Yes. Phyansy's source code is available on GitHub under a source-available license for personal and educational use.
Who created Phyansy?
Phyansy was designed and built by Tanay Guha (s4sxam), a student developer from West Bengal, India.
What math rendering does Phyansy use?
Phyansy uses KaTeX for fast, accurate LaTeX math typesetting directly in the browser — producing publication-quality equations.
Can I use Phyansy offline?
Phyansy requires an internet connection for initial load, but once loaded the core reference data works entirely in the browser with no server calls.
Physics Equations — Complete Reference
Classical Mechanics
- Final Velocity (time) — v = u + a·t — Final velocity after accelerating from initial velocity u for time t.
- Final Velocity (displacement) — v² = u² + 2a·s — Relates final velocity to initial velocity and displacement — no time needed.
- Weight — W = m·g — Gravitational force on a mass m near Earth's surface, directed downward.
- Kinetic Friction — f_k = µ_k · N — Friction force opposing sliding motion equals the kinetic friction coefficient times the normal force.
- Static Friction — f_s ≤ µ_s · N — Static friction is a reactive force that can take any value up to a maximum of µ_s · N.
- Hooke's Law — F = −k·x — A spring exerts a restoring force proportional to its displacement from equilibrium.
- Work Done — W = F·d·cos(θ) — Work is the component of force along the displacement, times the displacement.
- Gravitational Potential Energy — PE = mgh — Potential energy stored in a mass at height h above a reference level in a uniform gravitational field.
- Conservation of Momentum — m₁u₁ + m₂u₂ = m₁v₁ + m₂v₂ — In an isolated system, total momentum before a collision equals total momentum after.
- Moments of Inertia — I = mr² (and variants) — Moment of inertia measures resistance to angular acceleration — the rotational analogue of mass.
Thermodynamics
- Ideal Gas Law — PV = nRT — Pressure times volume equals moles times gas constant times absolute temperature.
- Ideal Gas Law (molecular form) — PV = NkT — Ideal gas law in terms of number of molecules N and Boltzmann's constant k.
- Heat Capacity — Q = mcΔT — Heat energy required to raise temperature of mass m by ΔT.

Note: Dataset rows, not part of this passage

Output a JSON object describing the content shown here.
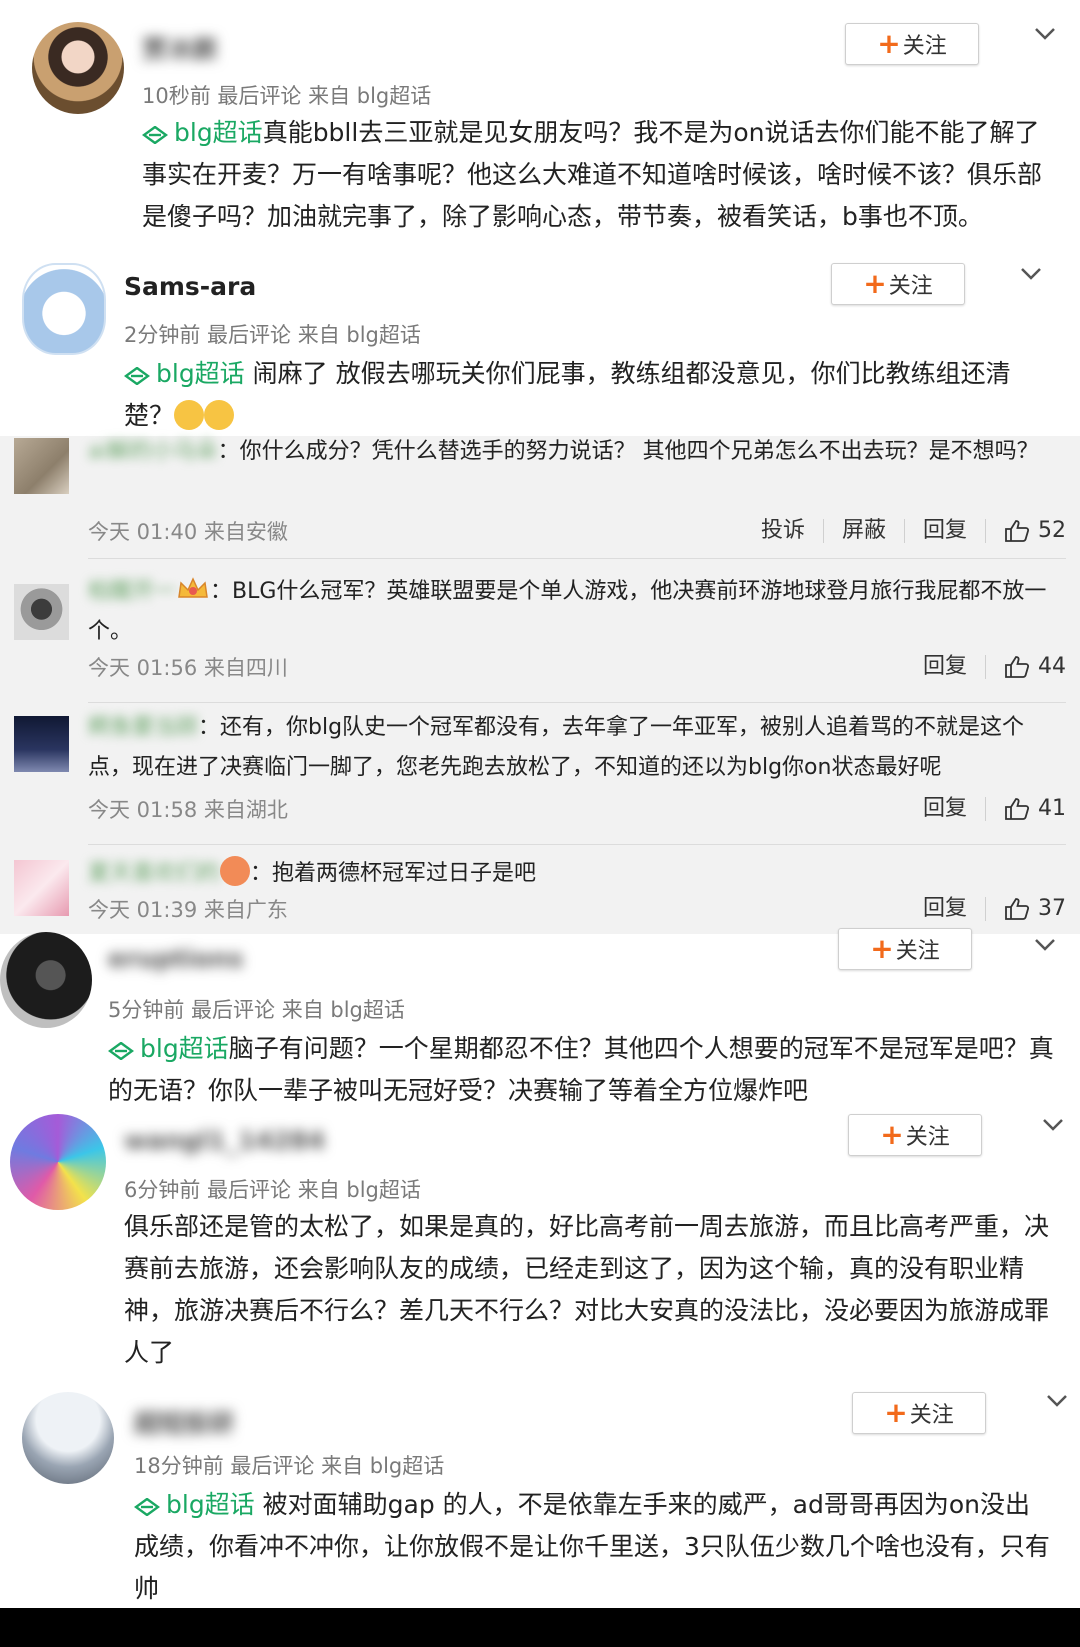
{
  "follow_label": "关注",
  "topic_label": "blg超话",
  "posts": [
    {
      "username": "贾冰颜",
      "meta": "10秒前  最后评论  来自 blg超话",
      "text": "真能bbll去三亚就是见女朋友吗？我不是为on说话去你们能不能了解了事实在开麦？万一有啥事呢？他这么大难道不知道啥时候该，啥时候不该？俱乐部是傻子吗？加油就完事了，除了影响心态，带节奏，被看笑话，b事也不顶。"
    },
    {
      "username": "Sams-ara",
      "meta": "2分钟前  最后评论  来自 blg超话",
      "text": "闹麻了 放假去哪玩关你们屁事，教练组都没意见，你们比教练组还清楚？"
    },
    {
      "username": "eruptions",
      "meta": "5分钟前  最后评论  来自 blg超话",
      "text": "脑子有问题？一个星期都忍不住？其他四个人想要的冠军不是冠军是吧？真的无语？你队一辈子被叫无冠好受？决赛输了等着全方位爆炸吧"
    },
    {
      "username": "wangl1_14284",
      "meta": "6分钟前  最后评论  来自 blg超话",
      "text": "俱乐部还是管的太松了，如果是真的，好比高考前一周去旅游，而且比高考严重，决赛前去旅游，还会影响队友的成绩，已经走到这了，因为这个输，真的没有职业精神，旅游决赛后不行么？差几天不行么？对比大安真的没法比，没必要因为旅游成罪人了"
    },
    {
      "username": "超短投研",
      "meta": "18分钟前  最后评论  来自 blg超话",
      "text": "被对面辅助gap 的人，不是依靠左手来的威严，ad哥哥再因为on没出成绩，你看冲不冲你，让你放假不是让你千里送，3只队伍少数几个啥也没有，只有帅"
    }
  ],
  "replies": [
    {
      "name": "ai解的小马朵",
      "text": "：你什么成分？凭什么替选手的努力说话？ 其他四个兄弟怎么不出去玩？是不想吗？",
      "time": "今天 01:40 来自安徽",
      "actions": [
        "投诉",
        "屏蔽",
        "回复"
      ],
      "likes": "52"
    },
    {
      "name": "柏醒开一",
      "text": "：BLG什么冠军？英雄联盟要是个单人游戏，他决赛前环游地球登月旅行我屁都不放一个。",
      "time": "今天 01:56 来自四川",
      "actions": [
        "回复"
      ],
      "likes": "44"
    },
    {
      "name": "鳄鱼要当顾",
      "text": "：还有，你blg队史一个冠军都没有，去年拿了一年亚军，被别人追着骂的不就是这个点，现在进了决赛临门一脚了，您老先跑去放松了，不知道的还以为blg你on状态最好呢",
      "time": "今天 01:58 来自湖北",
      "actions": [
        "回复"
      ],
      "likes": "41"
    },
    {
      "name": "夏天喜欢们的",
      "text": "：抱着两德杯冠军过日子是吧",
      "time": "今天 01:39 来自广东",
      "actions": [
        "回复"
      ],
      "likes": "37"
    }
  ]
}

- Latent Heat — Q = mL — Heat energy for a phase transition — temperature stays constant while bonds form or break.
- Thermal Expansion (linear) — ΔL = α·L₀·ΔT — A solid expands in length proportionally to its original length and temperature change.
- Thermal Expansion (volume) — ΔV = β·V₀·ΔT — Volume expands with temperature, governed by the volumetric expansion coefficient β.
- Stefan-Boltzmann Law — P = εσAT⁴ — Total power radiated by a body depends on the fourth power of its absolute temperature.
- First Law of Thermodynamics — ΔU = Q − W — Change in internal energy equals heat added to the system minus work done by the system.
- Isobaric Work — W = PΔV — At constant pressure, work done by a gas is simply pressure times volume change.
- Boltzmann Entropy — S = k·ln(Ω) — Entropy equals Boltzmann's constant times the logarithm of the number of accessible microstates.
- Gibbs Free Energy — G = H − TS — Gibbs free energy determines spontaneity at constant temperature and pressure — ΔG < 0 means spontaneous.
- Helmholtz Free Energy — A = U − TS — Helmholtz free energy — maximum work from a system at constant temperature and volume.
- Enthalpy — H = U + PV — Enthalpy combines internal energy with pressure-volume work — the natural energy for constant-pressure processes.
Waves & Oscillations
- SHM Displacement Solution — x(t) = A·cos(ωt + φ) — General solution of SHM — displacement is sinusoidal with amplitude A, angular frequency ω, and phase φ.
- Wave Speed — v = fλ — Wave speed equals frequency times wavelength — the fundamental kinematic relation for any wave.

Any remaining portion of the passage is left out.